Frattanto scattano già le prime multe nei confronti dei trasgressori. LE FOTO

MONREALE, 13 marzo – Tolleranza sì, ma fino a un certo punto. Necessità di informare i cittadini nella maniera più capillare possibile, ma allo stesso tempo di usare le maniere forti di fronte alle trasgressioni. Tra pochi aspetti confortanti e tante difficoltà è partito ieri sera il piano di raccolta differenziata “porta a porta”, che ha coinvolto diverse zone della cittadina, soprattutto ubicate nella parte alta del centro abitato.

L’azione ricognitiva dell’amministrazione comunale, per vedere come era andata, stamattina è cominciata di buon ora. Già alle 6,30 gli assessori Giuseppe Cangemi e Nicola Taibi, titolari rispettivamente delle deleghe ai Servizi Ambientali ed alla Polizia Municipale, accompagnati dal vicecomandante di questa, Castrense Ganci, hanno effettuato un lungo giro della città, assieme ad alcuni dipendenti della ditta Mirto, per vedere come avevano risposto i cittadini a questo primo giorno di “rivoluzione” nel modo di conferire i rifiuti.
Ebbene il quadro era tutt’altro che confortante: un discreto numero di cittadini osservanti delle nuove regole, ma anche, purtroppo, un numero nettamente superiore di utenti che, o per ignoranza, o, peggio, per menefreghismo, hanno gettato i rifiuti in maniera indiscriminata. Evidentemente le vecchie abitudini non si superano nel giro di un giorno.

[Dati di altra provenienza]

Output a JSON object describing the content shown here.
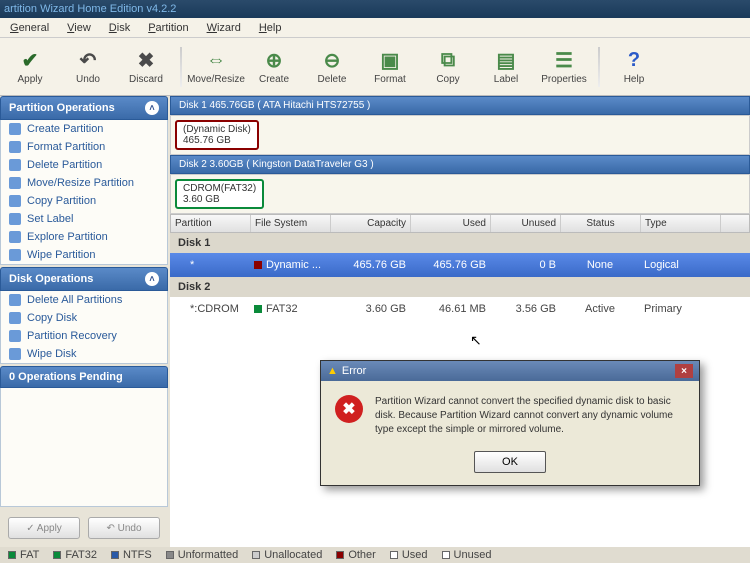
{
  "title": "artition Wizard Home Edition v4.2.2",
  "menu": [
    "General",
    "View",
    "Disk",
    "Partition",
    "Wizard",
    "Help"
  ],
  "toolbar": [
    {
      "label": "Apply",
      "icon": "✔",
      "color": "#2a6a2a"
    },
    {
      "label": "Undo",
      "icon": "↶",
      "color": "#4a4a4a"
    },
    {
      "label": "Discard",
      "icon": "✖",
      "color": "#4a4a4a"
    },
    {
      "sep": true
    },
    {
      "label": "Move/Resize",
      "icon": "⇔",
      "color": "#4a8a4a"
    },
    {
      "label": "Create",
      "icon": "⊕",
      "color": "#4a8a4a"
    },
    {
      "label": "Delete",
      "icon": "⊖",
      "color": "#4a8a4a"
    },
    {
      "label": "Format",
      "icon": "▣",
      "color": "#4a8a4a"
    },
    {
      "label": "Copy",
      "icon": "⧉",
      "color": "#4a8a4a"
    },
    {
      "label": "Label",
      "icon": "▤",
      "color": "#4a8a4a"
    },
    {
      "label": "Properties",
      "icon": "☰",
      "color": "#4a8a4a"
    },
    {
      "sep": true
    },
    {
      "label": "Help",
      "icon": "?",
      "color": "#2a5ac8"
    }
  ],
  "sidebar": {
    "partition_ops": {
      "title": "Partition Operations",
      "items": [
        "Create Partition",
        "Format Partition",
        "Delete Partition",
        "Move/Resize Partition",
        "Copy Partition",
        "Set Label",
        "Explore Partition",
        "Wipe Partition"
      ]
    },
    "disk_ops": {
      "title": "Disk Operations",
      "items": [
        "Delete All Partitions",
        "Copy Disk",
        "Partition Recovery",
        "Wipe Disk"
      ]
    },
    "pending": "0 Operations Pending",
    "apply_btn": "✓ Apply",
    "undo_btn": "↶ Undo"
  },
  "disks": [
    {
      "header": "Disk 1 465.76GB   ( ATA Hitachi HTS72755 )",
      "map_label": "(Dynamic Disk)",
      "map_size": "465.76 GB",
      "border": "#8a0000",
      "name": "Disk 1",
      "rows": [
        {
          "part": "*",
          "fs": "Dynamic ...",
          "fscolor": "#8a0000",
          "cap": "465.76 GB",
          "used": "465.76 GB",
          "unused": "0 B",
          "status": "None",
          "type": "Logical",
          "selected": true
        }
      ]
    },
    {
      "header": "Disk 2 3.60GB   ( Kingston DataTraveler G3 )",
      "map_label": "CDROM(FAT32)",
      "map_size": "3.60 GB",
      "border": "#0a8a3a",
      "name": "Disk 2",
      "rows": [
        {
          "part": "*:CDROM",
          "fs": "FAT32",
          "fscolor": "#0a8a3a",
          "cap": "3.60 GB",
          "used": "46.61 MB",
          "unused": "3.56 GB",
          "status": "Active",
          "type": "Primary",
          "selected": false
        }
      ]
    }
  ],
  "columns": [
    "Partition",
    "File System",
    "Capacity",
    "Used",
    "Unused",
    "Status",
    "Type"
  ],
  "legend": [
    {
      "label": "FAT",
      "color": "#0a8a3a"
    },
    {
      "label": "FAT32",
      "color": "#0a8a3a"
    },
    {
      "label": "NTFS",
      "color": "#2a5aa8"
    },
    {
      "label": "Unformatted",
      "color": "#888"
    },
    {
      "label": "Unallocated",
      "color": "#ccc"
    },
    {
      "label": "Other",
      "color": "#8a0000"
    },
    {
      "label": "Used",
      "color": "#fff",
      "border": true
    },
    {
      "label": "Unused",
      "color": "#fff",
      "border": true
    }
  ],
  "error": {
    "title": "Error",
    "message": "Partition Wizard cannot convert the specified dynamic disk to basic disk. Because Partition Wizard cannot convert any dynamic volume type except the simple or mirrored volume.",
    "ok": "OK"
  }
}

Per qualcuno, però, le cose non sono andate bene dal punto di vista della tasca. Un controllo accurato da parte degli addetti, infatti, ha permesso di risalire ai cittadini che avevano gettato la spazzatura in maniera scorretta. Per loro una multa salata, grazie alla quale – si spera – da domani saranno più osservanti.
“E’ chiaro, però – sottolinea l’assessore Cangemi – che il recepimento delle nuove disposizioni all’inizio non sarà immediato. Ecco perché continueremo a spiegare e a divulgare il nuovo modo di conferire i rifiuti, girando per le strade e parlando con i cittadini, come abbiamo fatto già stamattina. Inoltre contiamo di diffondere le nuove disposizioni, organizzando anche degli incontri nelle scuole. A questa azione, però, soprattutto man mano che passano i giorni si affiancheranno i controlli. Non permetteremo che venga vanificato il nostro lavoro e combatteremo chi è sordo al nuovo sistema di raccolta dei rifiuti”.

Oggi frattanto, è il giorno dell’umido, domani sarà la volta di carta, cartone, vetro e alluminio. Mercoledì toccherà alla plastica, giovedì all’umido, venerdì all’indifferenziato, sabato, infine, sarà ancora il giorno dell’umido.
La speranza è quella che le abitudini dei monrealesi cambino in fretta e che passi il concetto che la strada di una efficace raccolta differenziata è una strada che giova a tutti ed è indice di civiltà.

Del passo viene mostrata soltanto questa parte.